Whether noncitizens may be deported for speech that is constitutionally protected from criminal punishment is not clear. But to my knowledge there’s no statutory authorization for such deportation; the government can’t just deport anyone it pleases (even when the person is not a permanent resident), but has to follow federal law on the subject. And even if Congress could authorize the deportation of people for speaking out in favor of various laws, it hasn’t done so at this point.

But beyond this — and even setting aside the question whether deporting someone for his speech should be seen as violating the First Amendment — the U.S. Constitution doesn’t just contain the Second Amendment. It also contains Article V, which specifically provides that the Constitution may be amended.

Even assuming that Morgan wants to argue for gun controls that would violate the Second Amendment as you think it should be properly understood, that’s not a “hostile attack against the U.S. Constitution,” any more than arguing for repeal of Prohibition in 1925 or the enactment of the income tax in 1910 was a “hostile attack against the U.S. Constitution.” He’s not calling for violent revolution. He’s just arguing about what the right policy ought to be, and We the People have the ability to implement that policy, often without a constitutional amendment but sometimes with.

I wouldn’t support such an amendment, but the possibility of amending the Constitution, whether as to the Second Amendment, the First Amendment, the Fifth Amendment, or what have you always have to be on the table, if we are to govern ourselves rather than be governed by judges interpreting the words of others who lived 220 years ago. (I realize that Article V does limit amendment in a couple of ways, but those aren’t relevant here, and in any event even those limitations could be removed, whether through an amendment to article V itself or through a newly and peacefully enacted Constitution, much as our Constitution replaced the Articles of Confederation even though it likely did not comply with the Articles’ provisions for amendment.)

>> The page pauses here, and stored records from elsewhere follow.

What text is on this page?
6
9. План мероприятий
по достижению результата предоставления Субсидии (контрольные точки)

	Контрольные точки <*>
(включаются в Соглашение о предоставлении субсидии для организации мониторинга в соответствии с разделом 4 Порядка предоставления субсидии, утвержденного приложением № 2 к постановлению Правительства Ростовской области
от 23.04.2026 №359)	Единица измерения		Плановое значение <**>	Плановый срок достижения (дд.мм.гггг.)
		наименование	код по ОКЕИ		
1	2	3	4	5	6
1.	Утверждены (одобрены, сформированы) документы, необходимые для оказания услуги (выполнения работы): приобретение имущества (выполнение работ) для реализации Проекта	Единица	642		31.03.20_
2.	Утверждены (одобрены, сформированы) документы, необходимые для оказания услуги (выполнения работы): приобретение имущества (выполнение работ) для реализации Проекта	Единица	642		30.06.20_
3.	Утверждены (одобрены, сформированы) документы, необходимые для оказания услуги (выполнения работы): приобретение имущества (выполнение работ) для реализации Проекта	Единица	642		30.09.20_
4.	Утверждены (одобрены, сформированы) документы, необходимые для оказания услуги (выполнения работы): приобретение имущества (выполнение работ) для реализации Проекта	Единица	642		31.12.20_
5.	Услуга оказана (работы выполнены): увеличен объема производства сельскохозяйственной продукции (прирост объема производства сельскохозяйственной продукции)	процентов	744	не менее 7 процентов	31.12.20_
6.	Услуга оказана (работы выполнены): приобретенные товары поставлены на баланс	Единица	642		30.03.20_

If we don’t want to listen to what Englishmen have to tell us, of course, we don’t have to. But trying to kick them out for their speech — perhaps for fear that some of our countrymen might find it persuasive — is a bad idea. Even if it doesn’t violate the First Amendment, it violates the principles of open public debate, through which Americans get information about a wide range of ideas (whether implementable right away, or requiring a constitutional change) from a wide range of sources, citizen and otherwise.